Los bailarines que sobre puntas, tacones, suspensión o descalzos dan vida a figuras casi metacorporales, porque parece difícil creer que un cuerpo pueda moverse así, nos transportan a imaginarnos como “ciborgs”, como cuerpos decadentes que buscan salir de sí para seguir siendo. Extender fronteras para ser algo más. Cierto que cada espectador puede llevarse una historia, una imagen fotográfica, pictórica o de recuerdo, una secuencia como si de cine se tratara o un fragmento de sonido que resuena en su cerebro distinto. Cierto que puede encontrarle o no, sentido a la representación multimedia a que estuvo expuesto, pero encerrados en un teatro oscuro, donde sólo se ilumina para separar la luz de las tinieblas y el ojo percibe formas, movimientos, sombras más que cuerpos, es muy probable que algunos hayan sido transportados a las cuevas de Altamira, Lascaux y esos primeros relatos humanos o al apocalipsis cuando otra vez sea necesario separar la luz de las tinieblas, iluminando poco a poco.
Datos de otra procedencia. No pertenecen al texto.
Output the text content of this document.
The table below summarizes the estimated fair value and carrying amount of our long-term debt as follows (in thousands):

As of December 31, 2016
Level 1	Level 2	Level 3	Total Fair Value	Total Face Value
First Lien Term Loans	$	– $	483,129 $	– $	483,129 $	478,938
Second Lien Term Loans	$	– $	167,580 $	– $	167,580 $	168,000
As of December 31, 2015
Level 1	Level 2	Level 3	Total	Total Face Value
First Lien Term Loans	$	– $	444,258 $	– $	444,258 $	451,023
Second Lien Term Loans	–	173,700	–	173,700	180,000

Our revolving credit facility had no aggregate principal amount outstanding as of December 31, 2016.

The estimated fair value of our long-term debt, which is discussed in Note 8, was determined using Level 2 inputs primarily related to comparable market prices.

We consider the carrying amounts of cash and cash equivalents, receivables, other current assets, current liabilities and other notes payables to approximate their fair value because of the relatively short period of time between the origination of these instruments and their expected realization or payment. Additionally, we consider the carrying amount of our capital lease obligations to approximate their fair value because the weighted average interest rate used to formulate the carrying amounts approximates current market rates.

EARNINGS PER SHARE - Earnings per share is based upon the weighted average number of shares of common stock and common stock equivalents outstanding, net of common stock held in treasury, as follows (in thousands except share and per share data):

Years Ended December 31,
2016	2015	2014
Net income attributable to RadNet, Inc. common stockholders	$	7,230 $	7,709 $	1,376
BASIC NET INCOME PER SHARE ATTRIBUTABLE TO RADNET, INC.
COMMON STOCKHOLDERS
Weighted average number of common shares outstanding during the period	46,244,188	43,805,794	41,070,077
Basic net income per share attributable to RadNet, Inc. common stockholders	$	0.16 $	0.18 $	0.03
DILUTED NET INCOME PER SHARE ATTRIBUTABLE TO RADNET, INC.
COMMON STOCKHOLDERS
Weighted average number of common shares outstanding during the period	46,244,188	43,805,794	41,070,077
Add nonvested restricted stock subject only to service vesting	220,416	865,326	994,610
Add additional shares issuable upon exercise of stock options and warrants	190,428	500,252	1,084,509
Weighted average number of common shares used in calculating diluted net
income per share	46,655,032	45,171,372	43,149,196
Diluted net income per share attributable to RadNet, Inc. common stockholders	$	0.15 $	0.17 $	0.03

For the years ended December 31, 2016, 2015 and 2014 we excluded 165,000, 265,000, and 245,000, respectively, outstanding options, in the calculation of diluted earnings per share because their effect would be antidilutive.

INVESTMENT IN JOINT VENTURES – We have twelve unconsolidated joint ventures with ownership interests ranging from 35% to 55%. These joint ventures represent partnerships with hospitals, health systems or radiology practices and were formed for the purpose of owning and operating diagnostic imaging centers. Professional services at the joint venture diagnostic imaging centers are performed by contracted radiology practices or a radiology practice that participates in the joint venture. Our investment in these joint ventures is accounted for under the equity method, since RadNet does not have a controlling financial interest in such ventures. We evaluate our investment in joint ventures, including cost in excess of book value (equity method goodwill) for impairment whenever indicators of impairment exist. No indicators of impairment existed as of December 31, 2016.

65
Quienes cedieron su cuerpo para que esa noche los espectadores imagináramos, viviéramos historias fueron Sharon Eyal, Leo Lerus, Gon Biran, Karen Lurie Pardes, Douglas Letheren, Rebecca Hytting y Dominic Santia.
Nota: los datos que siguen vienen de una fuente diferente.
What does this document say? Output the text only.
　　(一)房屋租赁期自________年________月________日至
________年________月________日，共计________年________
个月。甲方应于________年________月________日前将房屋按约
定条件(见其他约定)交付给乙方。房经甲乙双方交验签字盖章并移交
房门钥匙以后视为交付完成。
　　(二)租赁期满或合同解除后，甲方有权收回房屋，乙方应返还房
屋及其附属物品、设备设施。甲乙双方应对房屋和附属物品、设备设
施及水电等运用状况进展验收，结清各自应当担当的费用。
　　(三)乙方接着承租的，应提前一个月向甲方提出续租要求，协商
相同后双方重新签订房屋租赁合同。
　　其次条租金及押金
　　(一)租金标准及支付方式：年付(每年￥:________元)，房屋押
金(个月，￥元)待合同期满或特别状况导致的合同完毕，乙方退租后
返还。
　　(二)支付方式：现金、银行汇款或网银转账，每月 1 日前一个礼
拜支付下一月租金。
Hubo momentos en que el contraluz desplegaba sombras gigantes de una bailarina que abarcaba las tres secciones del teatro. Otros en que la sombra de su cabeza, sus piernas y su pecho se proyectaban escindidos en distintas partes del teatro, siendo un espejo en tres tiempos de lo que sucedía en escenario, envolviendo a la audiencia en un espectáculo futurista: el mismo cuerpo fragmentado y aún con vida; un solo cuerpo, que es tres a la vez; el cuerpo y su sombra; las cavernas y el mundo ideal; la materia y el alma, la mente, la búsqueda de lo que pueda sobrevivir al cuerpo y dar cuenta de él, seguir siendo él, sin envejecer, la gran fantasía del ciborg, del humano que se desprende y la bailarina que se contonea hasta el límite de su corporeidad, exigiendo en sus movimientos lo que el cuerpo ya no puede dar, pero sí la música, la iluminación, la coreografía con otros para simular ser más, para continuar.
En ocasiones se podía recrear la pintura La Danza (1910) de Matisse, o La danza (1925) de Picasso, o La clase de danza (1871-1879) de Edgar Degas, incluso el Vogue de Madonna. Durante cuarenta minutos no se escuchó la voz humana, en la última pieza la fusión de música, danza e iluminación incluía voz, se podían escuchar frases en inglés como: “Termina lo que empezaste”, “Cuando se trata del amor”, “No tengo paciencia”.
Noche de espectros y luz, viajes al futuro o al imaginario colectivo o solitario, ciborgs o sensualidad evocada, tecnología desbordada en sonidos y luces de otro espacio-tiempo, el escenario como ventana: hacia dentro, hacia el horizonte, hacia el otro o la nada.